Le régime chinois va éliminer les « brebis galeuses » du Parti dans un contexte de lutte pour le pouvoir, selon des experts

Par Rita Li
10 septembre 2021
Mis à jour: 13 septembre 2021

Des experts disent que Pékin multiplie les incitations à éliminer les « brebis galeuses » au sein du seul Parti politique au pouvoir en Chine, ce qui met en lumière la lutte pour le pouvoir qui se poursuit.

Au cours de la semaine écoulée, la principale agence de sécurité publique de Chine a déclaré à plusieurs reprises qu’elle allait éradiquer les forces restantes de plusieurs anciens membres de haut rang du Parti communiste chinois (PCC), même si les « grands tigres » ont été emprisonnés ces dernières années dans le cadre d’une vaste campagne de répression de la corruption menée sous le commandement du chef du Parti, Xi Jinping.

Un fonctionnaire chinois a annoncé : « Un auto-examen et une autocorrection complets » devraient être mis en place pour « éliminer résolument les brebis galeuses. » Parmi les noms énumérés figurent des hommes politiques de premier plan appartenant à la faction rivale de Xi Jinping, dirigée par l’ancien dirigeant Jiang Zemin.

Zhou Yongkang, en tête de liste, est l’ancien chef de la sécurité chinoise. Zhou Yongkang a été condamné à la prison à vie pour avoir accepté des pots-de-vin en 2015, tout en étant également accusé d’abus de pouvoir et de divulgation de secrets d’État. Zhou Yongkang est également un fidèle connu de Jiang.

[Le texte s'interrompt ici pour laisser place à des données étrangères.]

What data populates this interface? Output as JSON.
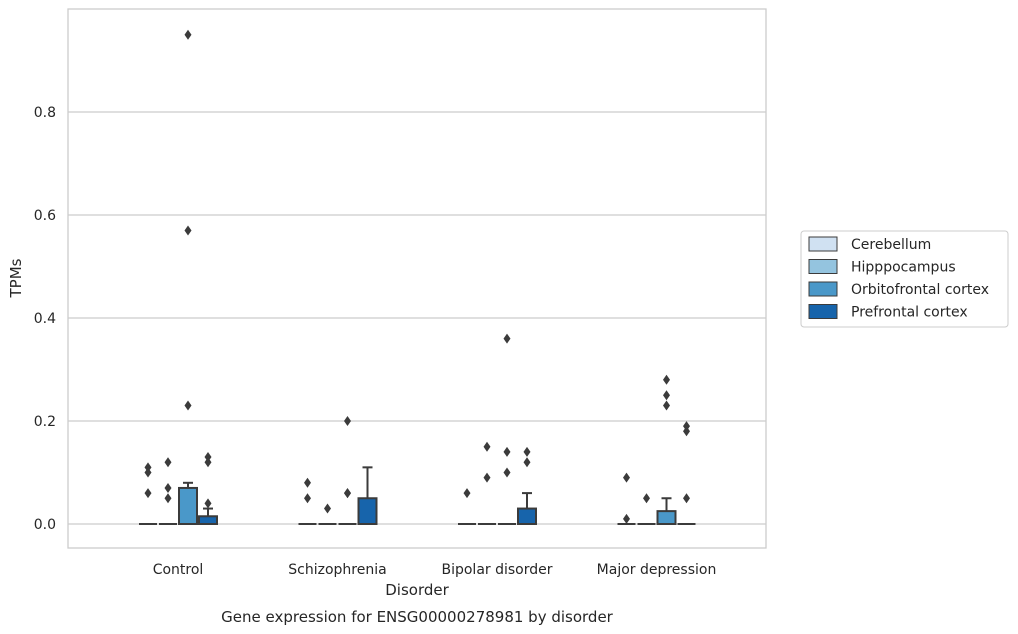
{
  "chart_data": {
    "type": "box",
    "xlabel": "Disorder",
    "ylabel": "TPMs",
    "caption": "Gene expression for ENSG00000278981 by disorder",
    "categories": [
      "Control",
      "Schizophrenia",
      "Bipolar disorder",
      "Major depression"
    ],
    "ylim": [
      -0.045,
      0.995
    ],
    "yticks": [
      0.0,
      0.2,
      0.4,
      0.6,
      0.8
    ],
    "ytick_labels": [
      "0.0",
      "0.2",
      "0.4",
      "0.6",
      "0.8"
    ],
    "grid": "horizontal",
    "legend_position": "right",
    "series": [
      {
        "name": "Cerebellum",
        "color": "#d0e1f2",
        "boxes": [
          {
            "q1": 0,
            "median": 0,
            "q3": 0,
            "whisker_low": 0,
            "whisker_high": 0,
            "outliers": [
              0.06,
              0.1,
              0.11
            ]
          },
          {
            "q1": 0,
            "median": 0,
            "q3": 0,
            "whisker_low": 0,
            "whisker_high": 0,
            "outliers": [
              0.05,
              0.08
            ]
          },
          {
            "q1": 0,
            "median": 0,
            "q3": 0,
            "whisker_low": 0,
            "whisker_high": 0,
            "outliers": [
              0.06
            ]
          },
          {
            "q1": 0,
            "median": 0,
            "q3": 0,
            "whisker_low": 0,
            "whisker_high": 0,
            "outliers": [
              0.01,
              0.09
            ]
          }
        ]
      },
      {
        "name": "Hipppocampus",
        "color": "#94c4df",
        "boxes": [
          {
            "q1": 0,
            "median": 0,
            "q3": 0,
            "whisker_low": 0,
            "whisker_high": 0,
            "outliers": [
              0.05,
              0.07,
              0.12
            ]
          },
          {
            "q1": 0,
            "median": 0,
            "q3": 0,
            "whisker_low": 0,
            "whisker_high": 0,
            "outliers": [
              0.03
            ]
          },
          {
            "q1": 0,
            "median": 0,
            "q3": 0,
            "whisker_low": 0,
            "whisker_high": 0,
            "outliers": [
              0.09,
              0.15
            ]
          },
          {
            "q1": 0,
            "median": 0,
            "q3": 0,
            "whisker_low": 0,
            "whisker_high": 0,
            "outliers": [
              0.05
            ]
          }
        ]
      },
      {
        "name": "Orbitofrontal cortex",
        "color": "#4a98c9",
        "boxes": [
          {
            "q1": 0,
            "median": 0,
            "q3": 0.07,
            "whisker_low": 0,
            "whisker_high": 0.08,
            "outliers": [
              0.23,
              0.57,
              0.95
            ]
          },
          {
            "q1": 0,
            "median": 0,
            "q3": 0,
            "whisker_low": 0,
            "whisker_high": 0,
            "outliers": [
              0.06,
              0.06,
              0.2
            ]
          },
          {
            "q1": 0,
            "median": 0,
            "q3": 0,
            "whisker_low": 0,
            "whisker_high": 0,
            "outliers": [
              0.1,
              0.14,
              0.36
            ]
          },
          {
            "q1": 0,
            "median": 0,
            "q3": 0.025,
            "whisker_low": 0,
            "whisker_high": 0.05,
            "outliers": [
              0.23,
              0.25,
              0.28
            ]
          }
        ]
      },
      {
        "name": "Prefrontal cortex",
        "color": "#1764ab",
        "boxes": [
          {
            "q1": 0,
            "median": 0,
            "q3": 0.015,
            "whisker_low": 0,
            "whisker_high": 0.03,
            "outliers": [
              0.04,
              0.12,
              0.13
            ]
          },
          {
            "q1": 0,
            "median": 0,
            "q3": 0.05,
            "whisker_low": 0,
            "whisker_high": 0.11,
            "outliers": []
          },
          {
            "q1": 0,
            "median": 0,
            "q3": 0.03,
            "whisker_low": 0,
            "whisker_high": 0.06,
            "outliers": [
              0.12,
              0.14
            ]
          },
          {
            "q1": 0,
            "median": 0,
            "q3": 0,
            "whisker_low": 0,
            "whisker_high": 0,
            "outliers": [
              0.05,
              0.18,
              0.19
            ]
          }
        ]
      }
    ]
  }
}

Bien que les observateurs aient indiqué que la campagne anti-corruption visait à éliminer les adversaires politiques de Xi ou les rivaux potentiels qui menacent son pouvoir, les dernières revendications dressent un tableau moins unifié du PCC, selon les experts.

Le commentateur des affaires chinoises Wang Youqun a expliqué que la poussée de Xi dans la lutte pour le pouvoir mettait en évidence son « fort sentiment d’insécurité ».

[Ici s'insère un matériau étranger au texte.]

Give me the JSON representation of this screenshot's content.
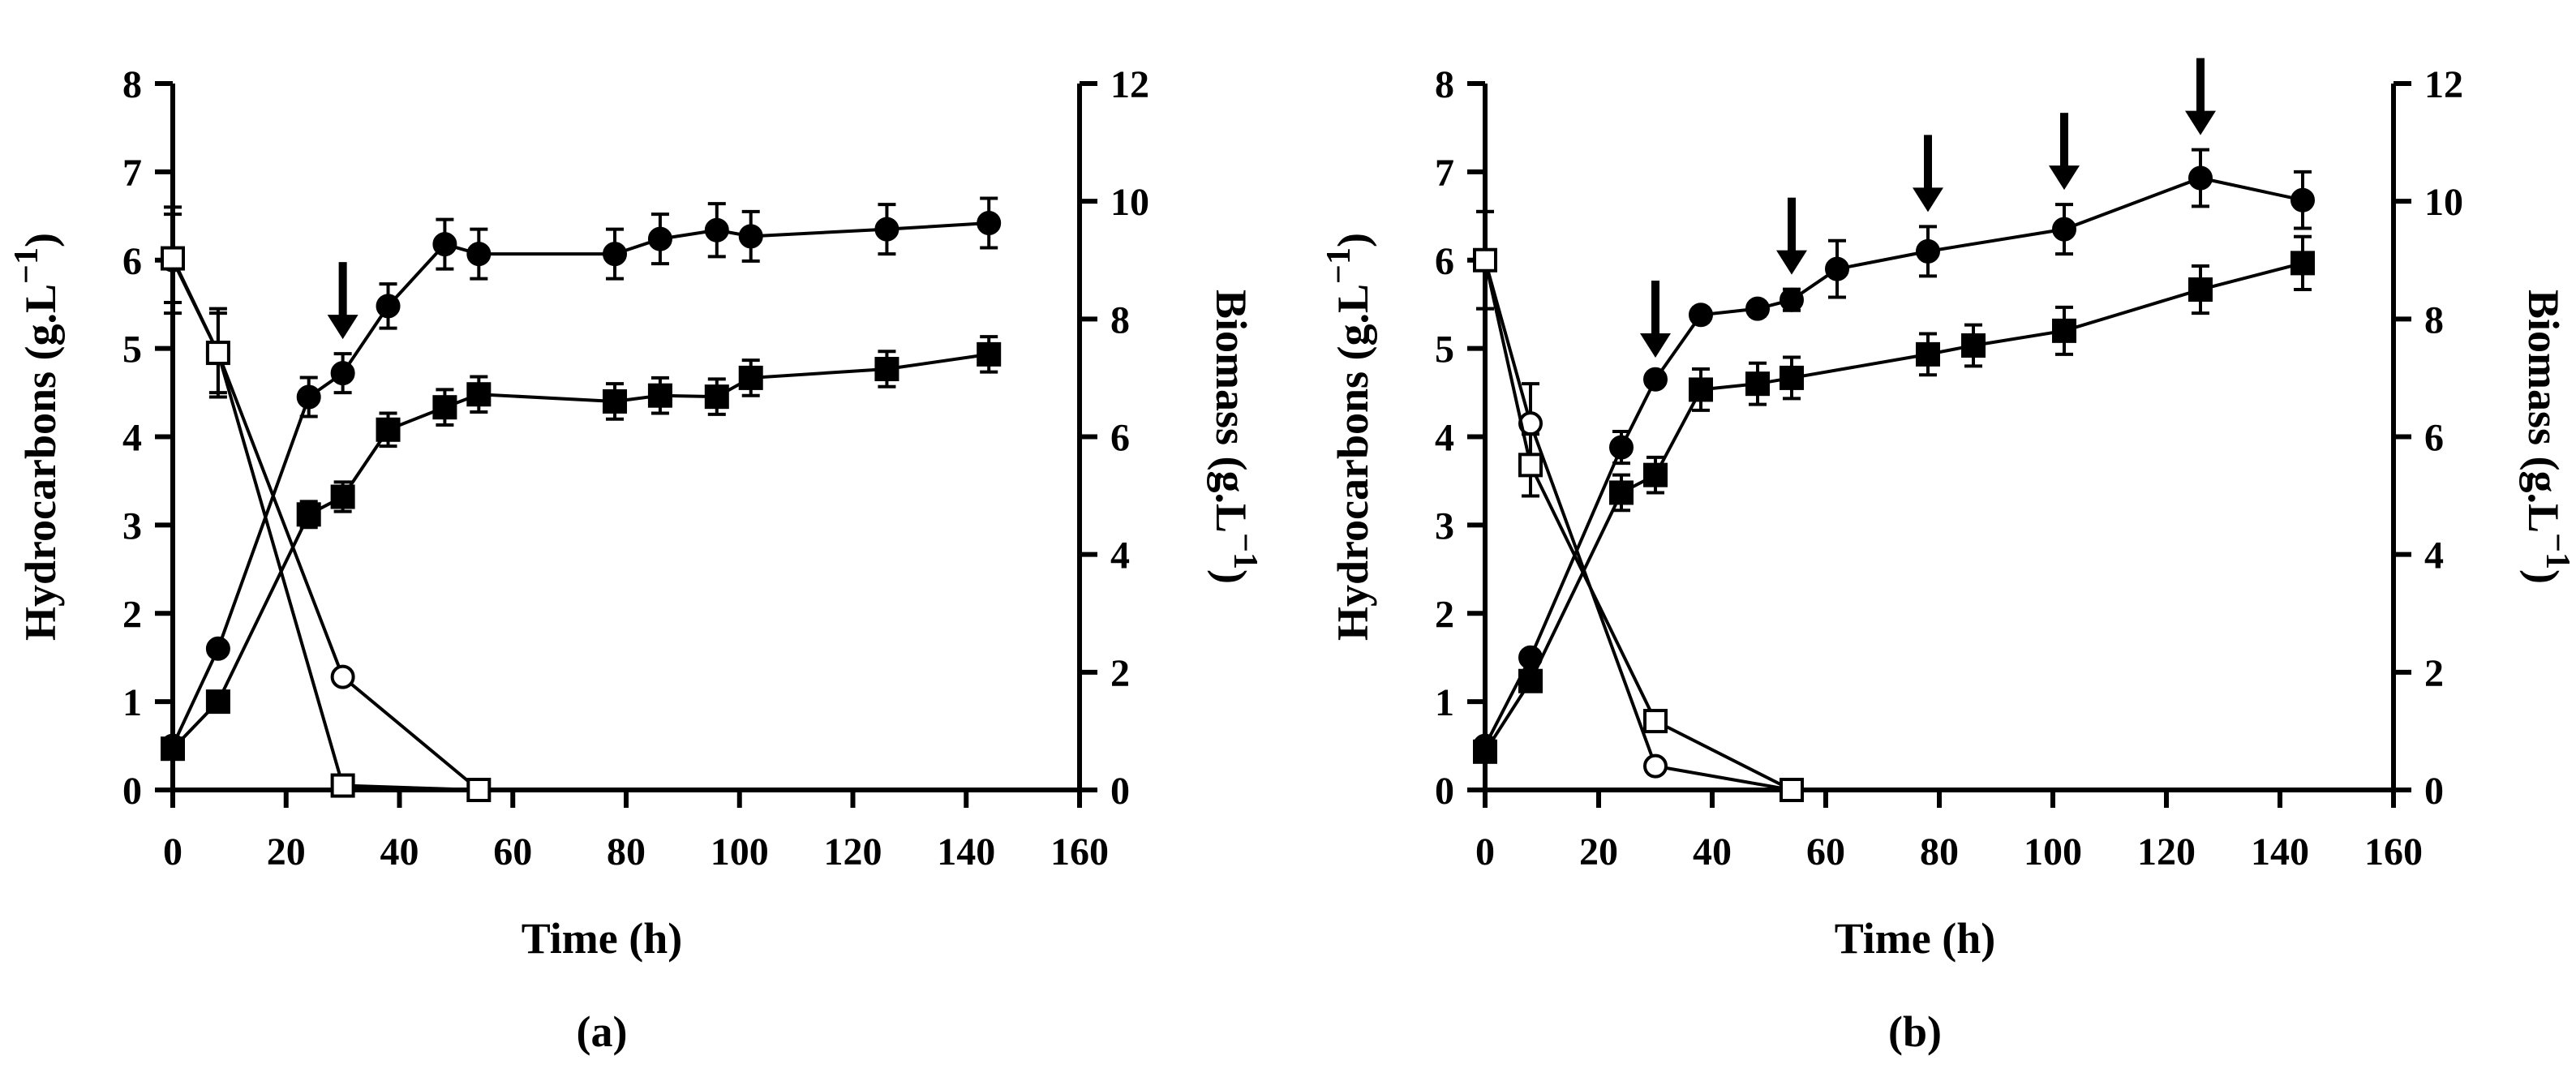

Alors qu’il était encore en charge, Zhou Yongkang contrôlait les forces de police, les agences d’espionnage, les systèmes judiciaires et les institutions de poursuites judiciaires à travers le pays. Après l’accession de Xi à la tête du Parti en 2012, Zhou a été mis sous enquête et démis de ses fonctions en 2014.

Li Linyi, commentateur des affaires chinoises basé aux États-Unis, a dit à Epoch Times le 6 septembre qu’il reste des personnes de la période du pouvoir de Zhou Yongkang qui n’ont pas été entièrement expulsées au cours des 7 dernières années depuis sa chute.

La purge « niveau par niveau » demande des efforts, a-t-il dit. « Non seulement ceux qui sont promus [par Jiang], mais aussi leurs subordonnés doivent être exclus. »

Parallèlement, selon Li Linyi, les documents émis par Zhou Yongkang, ainsi que ses précédentes photos prises avec d’autres personnes, doivent également être purgés, comme le précise le règlement interne.

Zhou Yongkang, ex-chef de la sécurité en Chine, assiste à la Conférence consultative politique du peuple chinois le 3 mars 2011. (Feng Li/Getty Images)

Pourtant, rien n’indique que la lutte de pouvoir en cours touche à sa fin.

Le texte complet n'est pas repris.